As noites são de anseios distantes

Dessa vez era a noite que percorria o asfalto frio.

Havia aqui perto um orelhão em que as crianças brincavam nas manhãs primorosas

Uma senhora com mais de oitenta anos solitária e confusa na calçada

Alguns passarinhos em cima dos fios elétricos dos postes

Um bar de bêbados desolados próximo à igreja

Uma praça de bancos vazios

Cães bebendo esgoto e fungando latas de lixo com fraldas descartáveis

Uma mãe viúva pálida, desprovida de vigor, amamentando o filho cheio de lombrigas sentado no chão, encostada na parede de uma loja de grife pedindo esmola. O tapete de limpar os pés era mais visível que eles.

Reflexos súbitos vaguearam minha cabeça.

Numa dessas cidades grandes pessoas sem asas saltando de precipícios.

Ao pé da cama outros chorando sobre fotografias rasgadas e saudades.

Os maços de cigarro de nada mais serviam.

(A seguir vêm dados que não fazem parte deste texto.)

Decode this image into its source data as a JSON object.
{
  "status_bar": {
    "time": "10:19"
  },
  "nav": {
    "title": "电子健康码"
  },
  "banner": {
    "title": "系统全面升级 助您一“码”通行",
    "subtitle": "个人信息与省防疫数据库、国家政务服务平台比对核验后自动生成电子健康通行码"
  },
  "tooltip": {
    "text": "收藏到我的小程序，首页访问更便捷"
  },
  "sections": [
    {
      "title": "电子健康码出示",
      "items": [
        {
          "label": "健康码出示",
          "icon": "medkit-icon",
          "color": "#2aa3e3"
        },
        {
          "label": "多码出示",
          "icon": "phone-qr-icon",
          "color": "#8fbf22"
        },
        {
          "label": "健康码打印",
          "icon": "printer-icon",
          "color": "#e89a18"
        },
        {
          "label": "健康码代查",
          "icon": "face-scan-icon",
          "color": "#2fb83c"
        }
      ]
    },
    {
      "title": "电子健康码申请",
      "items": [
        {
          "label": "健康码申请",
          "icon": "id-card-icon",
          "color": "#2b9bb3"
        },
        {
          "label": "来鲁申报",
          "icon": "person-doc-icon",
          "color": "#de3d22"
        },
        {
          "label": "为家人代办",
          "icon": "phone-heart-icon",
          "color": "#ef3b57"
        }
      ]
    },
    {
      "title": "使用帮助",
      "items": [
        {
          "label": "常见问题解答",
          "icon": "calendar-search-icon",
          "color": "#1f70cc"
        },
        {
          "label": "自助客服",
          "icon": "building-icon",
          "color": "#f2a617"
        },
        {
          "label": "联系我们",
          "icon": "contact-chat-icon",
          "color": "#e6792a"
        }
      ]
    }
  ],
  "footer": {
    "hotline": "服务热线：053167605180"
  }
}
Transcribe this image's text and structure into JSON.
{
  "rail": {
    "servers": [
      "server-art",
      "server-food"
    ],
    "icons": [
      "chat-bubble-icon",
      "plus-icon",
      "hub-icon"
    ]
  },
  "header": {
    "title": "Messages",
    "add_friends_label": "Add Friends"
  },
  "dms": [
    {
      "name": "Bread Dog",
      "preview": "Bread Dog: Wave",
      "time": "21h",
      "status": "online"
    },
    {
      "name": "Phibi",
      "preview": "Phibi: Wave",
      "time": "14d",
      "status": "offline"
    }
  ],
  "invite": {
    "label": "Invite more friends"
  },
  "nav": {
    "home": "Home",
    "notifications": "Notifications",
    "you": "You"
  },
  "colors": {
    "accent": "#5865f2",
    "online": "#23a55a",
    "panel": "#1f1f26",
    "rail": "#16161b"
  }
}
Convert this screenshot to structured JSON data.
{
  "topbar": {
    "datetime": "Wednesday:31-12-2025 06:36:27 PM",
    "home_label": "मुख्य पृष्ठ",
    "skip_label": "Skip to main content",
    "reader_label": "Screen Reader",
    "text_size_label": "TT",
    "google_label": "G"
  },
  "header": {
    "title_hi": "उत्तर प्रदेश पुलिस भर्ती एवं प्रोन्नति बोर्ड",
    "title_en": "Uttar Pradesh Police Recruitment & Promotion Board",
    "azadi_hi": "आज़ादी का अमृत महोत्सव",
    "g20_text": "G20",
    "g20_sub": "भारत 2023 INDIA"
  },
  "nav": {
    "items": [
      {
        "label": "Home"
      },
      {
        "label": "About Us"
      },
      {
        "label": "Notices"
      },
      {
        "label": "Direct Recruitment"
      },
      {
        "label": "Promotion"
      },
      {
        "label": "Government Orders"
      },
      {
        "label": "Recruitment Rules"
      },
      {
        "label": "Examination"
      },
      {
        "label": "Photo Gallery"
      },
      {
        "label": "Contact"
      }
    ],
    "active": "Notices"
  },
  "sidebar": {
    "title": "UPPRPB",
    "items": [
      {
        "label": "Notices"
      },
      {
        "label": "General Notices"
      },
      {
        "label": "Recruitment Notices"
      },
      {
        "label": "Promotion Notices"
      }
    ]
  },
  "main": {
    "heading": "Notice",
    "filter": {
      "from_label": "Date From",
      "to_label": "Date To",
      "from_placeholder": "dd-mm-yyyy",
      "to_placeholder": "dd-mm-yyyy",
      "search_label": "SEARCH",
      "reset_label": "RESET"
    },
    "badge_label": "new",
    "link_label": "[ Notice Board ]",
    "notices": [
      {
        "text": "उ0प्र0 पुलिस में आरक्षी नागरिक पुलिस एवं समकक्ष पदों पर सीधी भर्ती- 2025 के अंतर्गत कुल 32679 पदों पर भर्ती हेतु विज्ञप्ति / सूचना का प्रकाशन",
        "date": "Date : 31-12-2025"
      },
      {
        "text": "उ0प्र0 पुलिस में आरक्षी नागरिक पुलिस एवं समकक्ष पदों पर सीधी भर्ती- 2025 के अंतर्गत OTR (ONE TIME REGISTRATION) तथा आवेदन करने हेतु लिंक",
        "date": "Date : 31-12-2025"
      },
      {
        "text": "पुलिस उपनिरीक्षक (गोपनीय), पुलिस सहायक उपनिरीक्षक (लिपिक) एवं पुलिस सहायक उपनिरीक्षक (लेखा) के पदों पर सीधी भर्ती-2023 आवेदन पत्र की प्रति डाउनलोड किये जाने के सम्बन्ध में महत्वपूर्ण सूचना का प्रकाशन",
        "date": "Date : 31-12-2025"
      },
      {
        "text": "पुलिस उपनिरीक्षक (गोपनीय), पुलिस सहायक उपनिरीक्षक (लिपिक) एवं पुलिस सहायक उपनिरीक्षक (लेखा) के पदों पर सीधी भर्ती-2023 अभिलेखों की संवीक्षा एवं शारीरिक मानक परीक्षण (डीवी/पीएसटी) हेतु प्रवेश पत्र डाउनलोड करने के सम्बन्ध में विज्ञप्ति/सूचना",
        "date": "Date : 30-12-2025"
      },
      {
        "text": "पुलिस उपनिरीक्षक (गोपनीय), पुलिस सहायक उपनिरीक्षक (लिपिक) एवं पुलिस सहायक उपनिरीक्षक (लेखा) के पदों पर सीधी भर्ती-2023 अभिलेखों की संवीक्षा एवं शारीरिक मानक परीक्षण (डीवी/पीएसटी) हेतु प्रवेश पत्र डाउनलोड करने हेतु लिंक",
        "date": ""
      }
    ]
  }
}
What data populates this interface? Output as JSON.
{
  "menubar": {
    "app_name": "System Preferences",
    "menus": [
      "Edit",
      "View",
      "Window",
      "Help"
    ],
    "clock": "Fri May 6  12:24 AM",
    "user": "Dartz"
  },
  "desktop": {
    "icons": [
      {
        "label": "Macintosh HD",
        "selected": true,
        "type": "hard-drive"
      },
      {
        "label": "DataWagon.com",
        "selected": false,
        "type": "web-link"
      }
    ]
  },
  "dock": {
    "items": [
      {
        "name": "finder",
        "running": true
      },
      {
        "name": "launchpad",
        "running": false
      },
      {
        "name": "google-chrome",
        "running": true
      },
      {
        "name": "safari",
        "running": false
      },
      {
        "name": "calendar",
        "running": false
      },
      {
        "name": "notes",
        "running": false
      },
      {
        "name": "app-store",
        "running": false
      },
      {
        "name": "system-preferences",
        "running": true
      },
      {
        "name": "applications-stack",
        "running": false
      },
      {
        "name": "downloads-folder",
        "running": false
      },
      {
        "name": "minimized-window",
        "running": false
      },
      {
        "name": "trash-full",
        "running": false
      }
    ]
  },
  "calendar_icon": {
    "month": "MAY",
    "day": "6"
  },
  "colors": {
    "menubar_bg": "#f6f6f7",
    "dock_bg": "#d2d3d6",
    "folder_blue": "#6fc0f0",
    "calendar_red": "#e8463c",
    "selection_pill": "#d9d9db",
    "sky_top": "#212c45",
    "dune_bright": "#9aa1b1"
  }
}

As noites são de anseios distantes.

A bailarina na cabeceira da cama dança sozinha.

As flores lá fora se rendem ao canto dos ventos e desfazem-se de suas pétalas.

A porta entreaberta está à espera de quem não virá.

O rosto saudoso abre um sorriso ao lembrar-se do beijo que nunca houve.

Os braços abertos esperam um abraço que não quer acontecer.

E a distância incha as paredes do coração que lateja já sem espaço para as dores. E sufoca-o.